Can Teeth Heal Themselves?
In order to find out can teeth heal themselves, inspired by Price’s approach, two of his colleagues set out to test whether his diet would work to reverse tooth decay in a set of children between the ages of five and six. One of the researchers was May Mellanby, whose husband discovered that the primary cause of the bone condition Rickets was due to vitamin D deficiency. With her husband’s work, Price’s idea of vitamin deficiency leading to tooth decay, probably made perfect sense.
The two launched a clinical study to test the theory, Can teeth heal themselves, which was eventually published in the British Medical Journal. Of the children in the group, all showed fully erupted or badly formed teeth with dental caries (cavities). They recorded the degree of hardness of the children’s teeth as well as other qualities they would measure after changing their diets.
By strictly controlling the children’s diets, much to their chagrin, they transitioned them from cereal-rich, to vitamin D and calcium-rich foods for a period of six months. They found that there was an arrest in the development of new and existing caries and even found in some cases a re-mineralization of teeth.
They also saw that on average, there were 4.7 teeth per child that showed signs of arrest in existing caries. Their study noticed that oatmeal was a specific contributor in the cereal category, which was a major staple of the children’s diets. Mellanby and her colleague conceded that their study was done on bed-ridden children who were not active, making it easier to feed them a carbohydrate-restricted diet. They said that for healthy children, completely cutting out carbs wasn’t necessary, but restricting them could have a significant impact on healthy teeth, prodding the concept Can teeth heal themselves.
So, can teeth heal themselves? The answer is yes, through an integrative approach found in this style of holistic dentistry. Is it for everyone? No, the diet should be tailored to those who need it, want it, or can handle it.
And this is certainly not a call to abandon modern dental practices, though some aren’t comfortable with the abundant use of fluoride and other metals that are commonly used. But if anything, whether one embraces Price’s diet and the potential benefits it could deliver, it’s at least prudent to have a conscious, healthy diet for not just oral hygiene, but overall health as well.
Price’s Holistic Dentistry
This diet was created by Weston Price, founder of the National Dental Association and pioneer in holistic dentistry. The concept of holistic dentistry isn’t a complete abandonment of modern dental hygiene practices, but rather it focuses on dental hygiene in the context of one’s overall health.
Price travelled all over the world visiting remote tribes in far-flung locations, from Aboriginals, to Eskimos, and Native Americans. He noticed that these indigenous people all had one thing in common; surprisingly healthy teeth.

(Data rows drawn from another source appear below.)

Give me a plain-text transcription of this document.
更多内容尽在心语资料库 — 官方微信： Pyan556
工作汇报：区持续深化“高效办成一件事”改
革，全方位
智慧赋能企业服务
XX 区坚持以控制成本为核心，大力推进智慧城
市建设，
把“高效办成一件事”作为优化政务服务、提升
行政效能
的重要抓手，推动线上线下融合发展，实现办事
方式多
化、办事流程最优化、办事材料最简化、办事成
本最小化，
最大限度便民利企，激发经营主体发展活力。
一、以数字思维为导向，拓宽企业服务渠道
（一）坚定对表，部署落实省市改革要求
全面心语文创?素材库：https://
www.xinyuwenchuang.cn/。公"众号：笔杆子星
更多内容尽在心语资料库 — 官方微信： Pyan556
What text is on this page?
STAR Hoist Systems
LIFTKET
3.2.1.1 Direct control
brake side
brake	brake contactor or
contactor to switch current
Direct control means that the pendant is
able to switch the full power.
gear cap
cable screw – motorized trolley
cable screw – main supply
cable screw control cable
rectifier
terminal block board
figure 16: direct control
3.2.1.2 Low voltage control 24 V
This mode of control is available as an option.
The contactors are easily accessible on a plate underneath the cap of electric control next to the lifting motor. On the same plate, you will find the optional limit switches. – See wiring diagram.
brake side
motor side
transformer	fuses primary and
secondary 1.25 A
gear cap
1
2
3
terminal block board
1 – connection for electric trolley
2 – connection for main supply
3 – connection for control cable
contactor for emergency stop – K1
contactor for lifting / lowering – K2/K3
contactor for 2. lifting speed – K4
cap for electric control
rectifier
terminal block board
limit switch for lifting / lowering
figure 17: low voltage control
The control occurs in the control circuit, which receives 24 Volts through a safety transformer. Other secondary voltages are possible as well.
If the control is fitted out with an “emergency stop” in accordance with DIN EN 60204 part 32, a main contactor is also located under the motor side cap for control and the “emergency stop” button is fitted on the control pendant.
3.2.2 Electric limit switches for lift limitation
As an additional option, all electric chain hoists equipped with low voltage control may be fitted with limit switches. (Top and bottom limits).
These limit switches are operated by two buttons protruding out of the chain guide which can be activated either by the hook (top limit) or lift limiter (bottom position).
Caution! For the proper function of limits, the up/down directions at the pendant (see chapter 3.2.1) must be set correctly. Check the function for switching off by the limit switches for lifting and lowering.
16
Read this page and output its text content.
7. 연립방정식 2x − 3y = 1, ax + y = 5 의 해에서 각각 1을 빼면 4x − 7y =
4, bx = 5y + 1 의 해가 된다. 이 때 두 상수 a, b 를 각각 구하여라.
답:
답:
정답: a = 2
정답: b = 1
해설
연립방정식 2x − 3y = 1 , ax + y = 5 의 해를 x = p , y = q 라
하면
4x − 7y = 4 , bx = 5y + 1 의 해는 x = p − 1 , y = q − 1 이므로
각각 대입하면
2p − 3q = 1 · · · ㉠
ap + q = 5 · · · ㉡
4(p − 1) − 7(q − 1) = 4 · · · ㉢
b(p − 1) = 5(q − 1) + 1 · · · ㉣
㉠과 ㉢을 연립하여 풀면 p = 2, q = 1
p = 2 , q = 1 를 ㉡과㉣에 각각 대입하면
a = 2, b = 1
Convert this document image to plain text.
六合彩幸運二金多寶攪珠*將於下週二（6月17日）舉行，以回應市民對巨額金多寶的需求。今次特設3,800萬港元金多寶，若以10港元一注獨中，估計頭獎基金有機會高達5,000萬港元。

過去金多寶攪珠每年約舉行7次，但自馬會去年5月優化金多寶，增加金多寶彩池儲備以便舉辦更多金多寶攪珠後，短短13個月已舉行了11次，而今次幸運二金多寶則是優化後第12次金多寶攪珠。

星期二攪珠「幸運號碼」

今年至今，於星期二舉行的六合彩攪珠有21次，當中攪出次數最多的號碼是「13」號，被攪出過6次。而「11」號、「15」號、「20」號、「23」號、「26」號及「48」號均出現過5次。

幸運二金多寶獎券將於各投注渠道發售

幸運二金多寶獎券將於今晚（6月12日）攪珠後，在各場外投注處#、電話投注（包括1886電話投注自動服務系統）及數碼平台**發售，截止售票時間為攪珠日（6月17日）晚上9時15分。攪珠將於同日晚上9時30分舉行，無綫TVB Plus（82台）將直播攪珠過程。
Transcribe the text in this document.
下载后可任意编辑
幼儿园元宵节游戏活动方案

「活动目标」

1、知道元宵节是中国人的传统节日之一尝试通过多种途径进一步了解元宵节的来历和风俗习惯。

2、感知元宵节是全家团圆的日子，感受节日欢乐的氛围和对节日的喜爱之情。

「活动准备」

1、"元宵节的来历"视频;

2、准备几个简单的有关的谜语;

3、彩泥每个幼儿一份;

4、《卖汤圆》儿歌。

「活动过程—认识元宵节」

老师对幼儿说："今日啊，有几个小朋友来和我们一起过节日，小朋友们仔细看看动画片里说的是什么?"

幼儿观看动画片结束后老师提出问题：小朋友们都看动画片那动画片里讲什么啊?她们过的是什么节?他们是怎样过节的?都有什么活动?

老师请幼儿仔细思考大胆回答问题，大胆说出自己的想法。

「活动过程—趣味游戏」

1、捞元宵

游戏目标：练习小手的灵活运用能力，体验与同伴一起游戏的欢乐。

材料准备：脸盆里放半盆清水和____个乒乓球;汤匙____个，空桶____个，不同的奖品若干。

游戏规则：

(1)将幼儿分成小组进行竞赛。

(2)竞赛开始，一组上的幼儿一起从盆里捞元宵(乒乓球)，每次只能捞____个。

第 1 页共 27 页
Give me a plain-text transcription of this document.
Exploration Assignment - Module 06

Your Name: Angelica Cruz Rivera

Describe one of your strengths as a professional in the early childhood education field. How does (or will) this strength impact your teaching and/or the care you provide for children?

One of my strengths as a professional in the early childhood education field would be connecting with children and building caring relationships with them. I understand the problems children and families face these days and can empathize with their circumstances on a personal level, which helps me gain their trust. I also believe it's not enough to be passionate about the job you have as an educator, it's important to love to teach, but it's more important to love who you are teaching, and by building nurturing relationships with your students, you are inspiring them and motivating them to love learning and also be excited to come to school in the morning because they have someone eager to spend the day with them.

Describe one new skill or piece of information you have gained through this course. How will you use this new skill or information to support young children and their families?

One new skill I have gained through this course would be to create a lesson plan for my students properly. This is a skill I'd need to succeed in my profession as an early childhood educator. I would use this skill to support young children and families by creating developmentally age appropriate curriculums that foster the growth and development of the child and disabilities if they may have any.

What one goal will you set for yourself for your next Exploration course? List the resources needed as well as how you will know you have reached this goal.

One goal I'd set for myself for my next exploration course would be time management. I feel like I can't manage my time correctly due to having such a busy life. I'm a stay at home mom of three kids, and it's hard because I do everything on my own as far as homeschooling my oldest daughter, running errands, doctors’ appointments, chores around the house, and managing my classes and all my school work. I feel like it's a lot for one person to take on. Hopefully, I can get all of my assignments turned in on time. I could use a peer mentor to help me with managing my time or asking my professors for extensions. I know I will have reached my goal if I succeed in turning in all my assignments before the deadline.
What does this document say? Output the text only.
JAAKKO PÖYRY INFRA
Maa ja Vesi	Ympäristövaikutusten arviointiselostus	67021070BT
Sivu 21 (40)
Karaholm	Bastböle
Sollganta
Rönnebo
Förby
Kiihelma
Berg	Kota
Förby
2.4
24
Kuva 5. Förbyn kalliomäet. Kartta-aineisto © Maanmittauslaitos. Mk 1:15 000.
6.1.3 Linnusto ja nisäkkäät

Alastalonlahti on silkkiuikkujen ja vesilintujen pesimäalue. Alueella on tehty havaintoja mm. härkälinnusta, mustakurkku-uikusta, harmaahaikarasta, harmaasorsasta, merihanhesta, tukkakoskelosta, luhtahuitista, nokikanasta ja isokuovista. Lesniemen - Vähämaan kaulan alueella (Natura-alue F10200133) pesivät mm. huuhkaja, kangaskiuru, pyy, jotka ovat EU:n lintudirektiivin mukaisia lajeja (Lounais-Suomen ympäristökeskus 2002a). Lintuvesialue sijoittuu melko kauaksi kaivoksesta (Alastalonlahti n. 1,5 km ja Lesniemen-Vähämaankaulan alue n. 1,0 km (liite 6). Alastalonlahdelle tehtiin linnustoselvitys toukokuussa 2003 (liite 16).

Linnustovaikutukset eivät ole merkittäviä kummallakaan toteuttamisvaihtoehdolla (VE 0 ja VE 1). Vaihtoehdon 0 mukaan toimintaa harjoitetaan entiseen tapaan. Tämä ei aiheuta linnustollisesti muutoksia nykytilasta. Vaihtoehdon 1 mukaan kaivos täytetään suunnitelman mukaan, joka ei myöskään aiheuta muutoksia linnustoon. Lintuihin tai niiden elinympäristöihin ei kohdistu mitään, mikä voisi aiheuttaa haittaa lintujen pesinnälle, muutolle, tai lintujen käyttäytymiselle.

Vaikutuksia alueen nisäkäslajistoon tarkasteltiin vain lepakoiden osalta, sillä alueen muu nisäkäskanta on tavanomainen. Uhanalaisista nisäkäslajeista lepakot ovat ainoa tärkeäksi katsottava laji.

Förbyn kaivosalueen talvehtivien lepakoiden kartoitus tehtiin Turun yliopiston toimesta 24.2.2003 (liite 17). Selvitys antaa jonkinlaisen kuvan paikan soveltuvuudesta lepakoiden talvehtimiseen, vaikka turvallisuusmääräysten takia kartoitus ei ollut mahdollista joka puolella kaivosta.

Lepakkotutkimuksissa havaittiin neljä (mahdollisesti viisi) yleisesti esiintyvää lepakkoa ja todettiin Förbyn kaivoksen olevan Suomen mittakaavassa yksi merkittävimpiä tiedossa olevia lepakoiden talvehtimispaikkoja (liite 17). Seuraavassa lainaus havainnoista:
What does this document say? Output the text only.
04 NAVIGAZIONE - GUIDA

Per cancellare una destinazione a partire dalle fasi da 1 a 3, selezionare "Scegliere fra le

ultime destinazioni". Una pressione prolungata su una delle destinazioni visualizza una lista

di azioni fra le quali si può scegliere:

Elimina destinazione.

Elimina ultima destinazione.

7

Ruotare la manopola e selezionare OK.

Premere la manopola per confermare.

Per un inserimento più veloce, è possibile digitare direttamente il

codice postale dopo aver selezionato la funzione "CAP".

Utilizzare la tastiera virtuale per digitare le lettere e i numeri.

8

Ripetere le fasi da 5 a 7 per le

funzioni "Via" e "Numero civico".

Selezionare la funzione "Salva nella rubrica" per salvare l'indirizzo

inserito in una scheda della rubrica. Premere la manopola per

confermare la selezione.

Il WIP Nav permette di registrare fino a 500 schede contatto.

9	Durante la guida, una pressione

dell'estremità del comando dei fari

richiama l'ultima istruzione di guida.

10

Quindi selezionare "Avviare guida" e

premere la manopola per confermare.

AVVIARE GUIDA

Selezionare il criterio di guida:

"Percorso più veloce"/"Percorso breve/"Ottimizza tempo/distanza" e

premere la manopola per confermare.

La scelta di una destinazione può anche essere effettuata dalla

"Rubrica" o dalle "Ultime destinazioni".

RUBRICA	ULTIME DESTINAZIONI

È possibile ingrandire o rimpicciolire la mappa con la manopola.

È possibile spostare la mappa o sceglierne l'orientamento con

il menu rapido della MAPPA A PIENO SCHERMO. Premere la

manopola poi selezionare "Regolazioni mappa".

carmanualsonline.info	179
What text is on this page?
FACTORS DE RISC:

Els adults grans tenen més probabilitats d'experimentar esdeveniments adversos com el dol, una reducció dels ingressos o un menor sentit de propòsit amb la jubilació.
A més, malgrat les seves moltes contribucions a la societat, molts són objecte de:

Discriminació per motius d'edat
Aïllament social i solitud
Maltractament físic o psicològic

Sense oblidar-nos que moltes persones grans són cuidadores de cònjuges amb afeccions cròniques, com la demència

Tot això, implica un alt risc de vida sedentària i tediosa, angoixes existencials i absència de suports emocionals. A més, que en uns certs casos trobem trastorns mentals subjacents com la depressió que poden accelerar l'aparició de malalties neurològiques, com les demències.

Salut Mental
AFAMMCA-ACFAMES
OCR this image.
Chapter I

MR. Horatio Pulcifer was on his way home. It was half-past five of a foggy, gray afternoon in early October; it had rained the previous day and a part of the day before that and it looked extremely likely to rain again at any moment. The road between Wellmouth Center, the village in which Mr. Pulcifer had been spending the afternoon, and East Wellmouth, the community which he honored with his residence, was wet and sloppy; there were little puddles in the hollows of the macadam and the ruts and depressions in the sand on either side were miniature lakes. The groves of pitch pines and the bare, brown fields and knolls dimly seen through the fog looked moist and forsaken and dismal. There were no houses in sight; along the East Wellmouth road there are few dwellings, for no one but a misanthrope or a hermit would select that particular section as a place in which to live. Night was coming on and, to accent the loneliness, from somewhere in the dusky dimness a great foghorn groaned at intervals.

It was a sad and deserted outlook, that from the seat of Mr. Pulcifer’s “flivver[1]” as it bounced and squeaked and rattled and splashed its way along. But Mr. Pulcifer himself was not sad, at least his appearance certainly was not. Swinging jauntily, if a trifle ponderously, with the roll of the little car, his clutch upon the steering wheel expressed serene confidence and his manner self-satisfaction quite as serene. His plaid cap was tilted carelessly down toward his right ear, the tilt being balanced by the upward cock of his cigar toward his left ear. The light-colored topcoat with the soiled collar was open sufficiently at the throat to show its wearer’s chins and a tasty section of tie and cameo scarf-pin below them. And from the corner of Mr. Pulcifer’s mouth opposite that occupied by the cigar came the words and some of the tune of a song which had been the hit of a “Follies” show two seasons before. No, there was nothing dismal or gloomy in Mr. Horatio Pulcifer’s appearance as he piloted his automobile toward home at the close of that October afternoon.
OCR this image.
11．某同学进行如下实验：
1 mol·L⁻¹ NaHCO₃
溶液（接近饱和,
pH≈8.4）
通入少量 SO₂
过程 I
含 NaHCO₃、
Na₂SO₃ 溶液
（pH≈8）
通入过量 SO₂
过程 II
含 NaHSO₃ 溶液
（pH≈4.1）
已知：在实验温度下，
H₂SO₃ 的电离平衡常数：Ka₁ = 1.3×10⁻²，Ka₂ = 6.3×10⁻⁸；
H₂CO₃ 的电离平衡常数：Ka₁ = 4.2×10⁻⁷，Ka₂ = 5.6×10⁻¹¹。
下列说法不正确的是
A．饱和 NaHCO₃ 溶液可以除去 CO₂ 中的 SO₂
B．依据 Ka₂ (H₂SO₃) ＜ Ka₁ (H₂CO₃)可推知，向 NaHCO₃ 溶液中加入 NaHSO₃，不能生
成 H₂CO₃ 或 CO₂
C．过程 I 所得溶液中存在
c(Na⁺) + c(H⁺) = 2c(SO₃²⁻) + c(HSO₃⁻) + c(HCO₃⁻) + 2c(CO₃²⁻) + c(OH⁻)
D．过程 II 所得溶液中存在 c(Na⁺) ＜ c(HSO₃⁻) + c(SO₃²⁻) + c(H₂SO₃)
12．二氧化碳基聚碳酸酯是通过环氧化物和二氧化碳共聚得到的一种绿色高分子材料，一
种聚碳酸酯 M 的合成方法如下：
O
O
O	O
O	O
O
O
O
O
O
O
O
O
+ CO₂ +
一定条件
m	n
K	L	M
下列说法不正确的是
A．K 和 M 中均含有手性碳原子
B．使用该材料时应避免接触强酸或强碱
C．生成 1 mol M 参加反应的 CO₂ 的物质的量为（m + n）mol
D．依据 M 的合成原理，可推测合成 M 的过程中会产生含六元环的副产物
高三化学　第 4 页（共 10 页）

Price found that tooth decay was rare in these cultures and formative issues like crowding and misalignment were non-existent.
Price quickly attributed this to their non-westernized diet that often included fatty meats, fish, dairy and butter. He wasn’t pointing to a hyper-specific diet, instead it was a lack of the aforementioned elements of the westernized diet.
When indigenous people were introduced to the western diet, they soon experienced the same dental ailments that we are all so accustomed to. Price used these learnings to create a holistic approach of integrative dentistry.
The paleo diet that has become so trendy lately, is very similar to Price’s diet and may have even been inspired by it. Though the Weston Price Foundation points out that paleo is distinctly different from Price’s diet and avoids the key foods it intended to bolster.
Can teeth heal themselves?
Weston Price’s diet primarily considers fat and butter to be two ingredients that should be consumed regularly and liberally, while the paleo diet focuses on lean meats, no fat, and no butter. Where the two converge is in their aversion to grains and legumes, due to their high levels of phytates.
But while paleo is strictly no grains, Price’s diet concedes that grains, legumes, nuts and plants can be prepared in a way that neutralizes those phytates, before they neutralize the nutrients in your stomach. Price’s diet also promotes the consumption of lacto-fermented foods, especially vegetables as this is one method of prep that can limit or neutralize phytates; and it’s good for your gut microbiome.
While a large part of Price’s diet advocates the consumption of butter and milk, dairy intolerance is a pretty common modern malady. An acceptable alternative is ghee, or clarified butter. Ghee is essentially butter with the dairy solids removed and is high in calories and fat, but has no carbs or sugars – ideal for Price’s diet. Also found in butter and Ghee is Vitamin k2, a nutrient that has been labelled Activator X. Price’s diet touts the benefits of water-soluble and fat-soluble vitamins and k2 is very much a fat-soluble vitamin. The diet recommends a tablespoon or more of ghee or butter every day to attain this vitamin that can activate tooth mineralization.